General characteristics
- Type: Patrol vessel
- Tonnage: 21 gross register tons
- Length: 60 ft 11 in (18.57 m)
- Beam: 11 ft 7 in (3.53 m)
- Draft: 1 ft 11 in (0.58 m) forward
- Depth: 5 ft 7 in (1.70 m)
- Speed: 14.25 knots
- Complement: 5
- Armament: 2 × 1-pounder guns

= USS Wyandance =

Patrol vessel of the United States Navy

USS Wyandance (SP-359) was a patrol boat that served in the United States Navy from 1917 to 1918.

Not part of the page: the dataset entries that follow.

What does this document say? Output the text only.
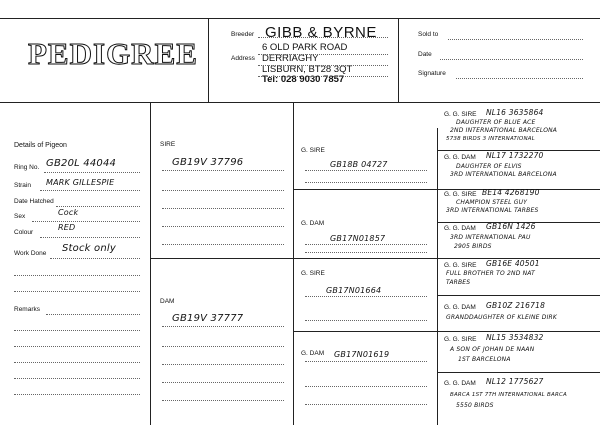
PEDIGREE
Breeder GIBB & BYRNE
Address
6 OLD PARK ROAD
DERRIAGHY
LISBURN, BT28 3QT
Tel: 028 9030 7857
Sold to
Date
Signature
Details of Pigeon
Ring No. GB20L 44044
Strain MARK GILLESPIE
Date Hatched
Sex	Cock
Colour
RED
Work Done Stock only
Remarks
SIRE
GB19V 37796
DAM
GB19V 37777
G. SIRE
GB18B 04727
G. DAM
GB17N01857
G. SIRE
GB17N01664
G. DAM GB17N01619
G. G. SIRE NL16 3635864
DAUGHTER OF BLUE ACE
2ND INTERNATIONAL BARCELONA
5738 BIRDS 3 INTERNATIONAL
G. G. DAM NL17 1732270
DAUGHTER OF ELVIS
3RD INTERNATIONAL BARCELONA
G. G. SIRE BE14 4268190
CHAMPION STEEL GUY
3RD INTERNATIONAL TARBES
G. G. DAM GB16N 1426
3RD INTERNATIONAL PAU
2905 BIRDS
G. G. SIRE GB16E 40501
FULL BROTHER TO 2ND NAT
TARBES
G. G. DAM GB10Z 216718
GRANDDAUGHTER OF KLEINE DIRK
G. G. SIRE NL15 3534832
A SON OF JOHAN DE NAAN
1ST BARCELONA
G. G. DAM NL12 1775627
BARCA 1ST 7TH INTERNATIONAL BARCA
5550 BIRDS
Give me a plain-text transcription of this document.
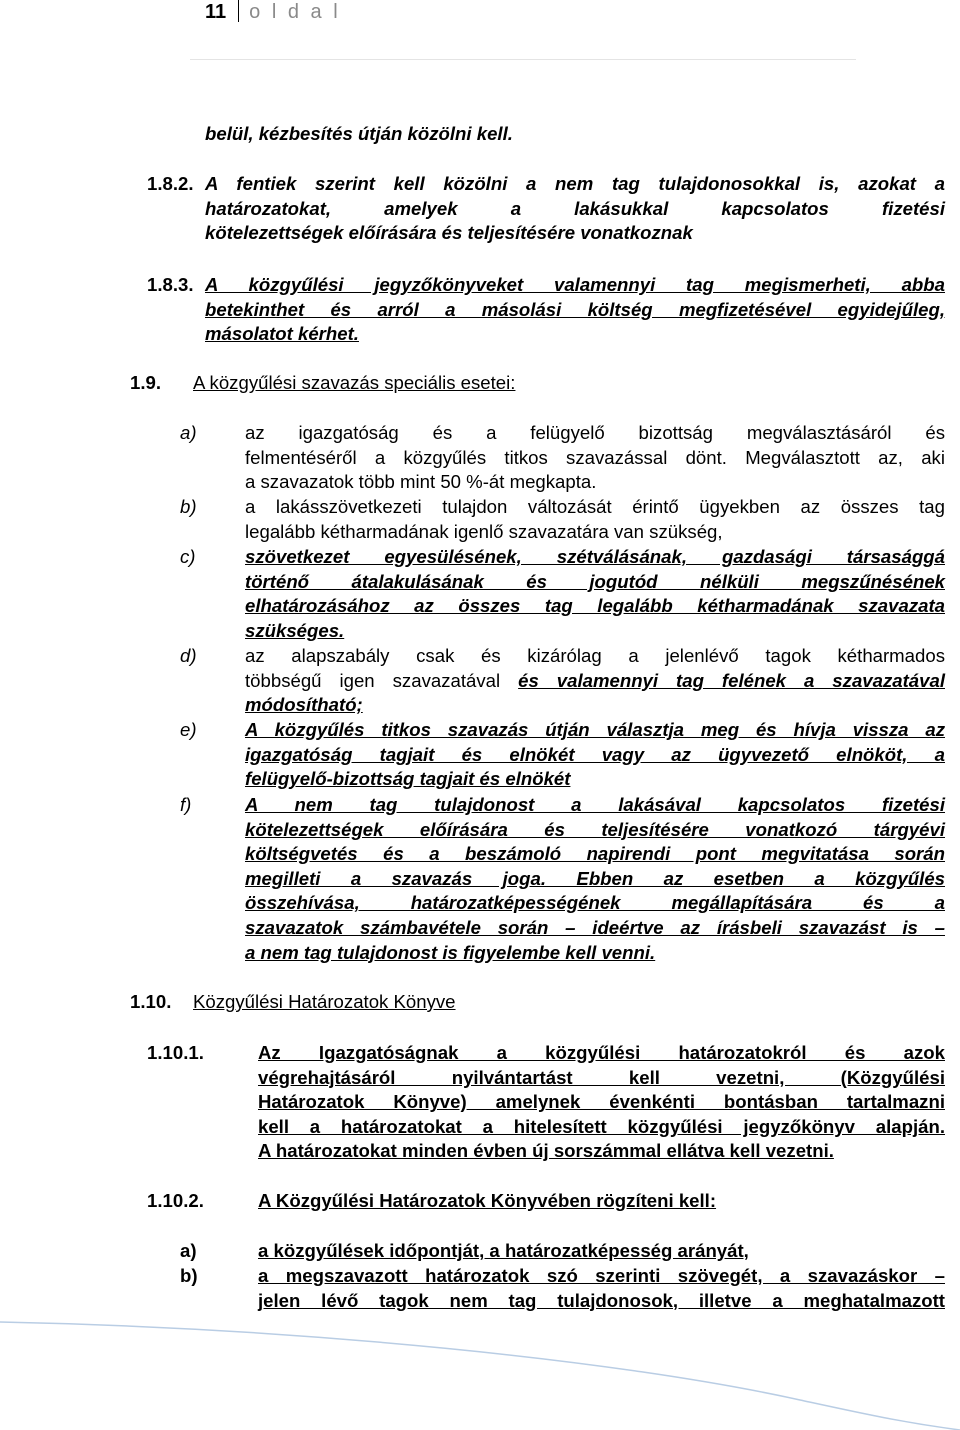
11 o l d a l
belül, kézbesítés útján közölni kell.
1.8.2. A fentiek szerint kell közölni a nem tag tulajdonosokkal is, azokat a
határozatokat, amelyek a lakásukkal kapcsolatos fizetési
kötelezettségek előírására és teljesítésére vonatkoznak
1.8.3. A közgyűlési jegyzőkönyveket valamennyi tag megismerheti, abba
betekinthet és arról a másolási költség megfizetésével egyidejűleg,
másolatot kérhet.
1.9. A közgyűlési szavazás speciális esetei:
a)	az igazgatóság és a felügyelő bizottság megválasztásáról és
felmentéséről a közgyűlés titkos szavazással dönt. Megválasztott az, aki
a szavazatok több mint 50 %-át megkapta.
b)	a lakásszövetkezeti tulajdon változását érintő ügyekben az összes tag
legalább kétharmadának igenlő szavazatára van szükség,
c)	szövetkezet egyesülésének, szétválásának, gazdasági társasággá
történő átalakulásának és jogutód nélküli megszűnésének
elhatározásához az összes tag legalább kétharmadának szavazata
szükséges.
d)	az alapszabály csak és kizárólag a jelenlévő tagok kétharmados
többségű igen szavazatával és valamennyi tag felének a szavazatával
módosítható;
e)	A közgyűlés titkos szavazás útján választja meg és hívja vissza az
igazgatóság tagjait és elnökét vagy az ügyvezető elnököt, a
felügyelő-bizottság tagjait és elnökét
f)	A nem tag tulajdonost a lakásával kapcsolatos fizetési
kötelezettségek előírására és teljesítésére vonatkozó tárgyévi
költségvetés és a beszámoló napirendi pont megvitatása során
megilleti a szavazás joga. Ebben az esetben a közgyűlés
összehívása, határozatképességének megállapítására és a
szavazatok számbavétele során – ideértve az írásbeli szavazást is –
a nem tag tulajdonost is figyelembe kell venni.
1.10. Közgyűlési Határozatok Könyve
1.10.1.	Az Igazgatóságnak a közgyűlési határozatokról és azok
végrehajtásáról nyilvántartást kell vezetni, (Közgyűlési
Határozatok Könyve) amelynek évenkénti bontásban tartalmazni
kell a határozatokat a hitelesített közgyűlési jegyzőkönyv alapján.
A határozatokat minden évben új sorszámmal ellátva kell vezetni.
1.10.2.	A Közgyűlési Határozatok Könyvében rögzíteni kell:
a)	a közgyűlések időpontját, a határozatképesség arányát,
b)	a megszavazott határozatok szó szerinti szövegét, a szavazáskor –
jelen lévő tagok nem tag tulajdonosok, illetve a meghatalmazott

Wyandance was built as a private motorboat of the same name in 1905 by the Electric Boat Company at Bayonne, New Jersey. On 19 June 1917, the U.S. Navy acquired her from her owner, Mr. M. S. Burrill of Jericho, Long Island, New York, for use as a patrol boat during World War I. She was commissioned as USS Wyandance (SP-359) on 24 August 1917 at New York City.

Assigned to the 3rd Naval District, Wyandance served on section patrol duties in the New York City area for about five months.

Wyandance was decommissioned early in 1918. The Navy returned her to her owner on 2 February 1918, and she was stricken from the Navy Directory the same day.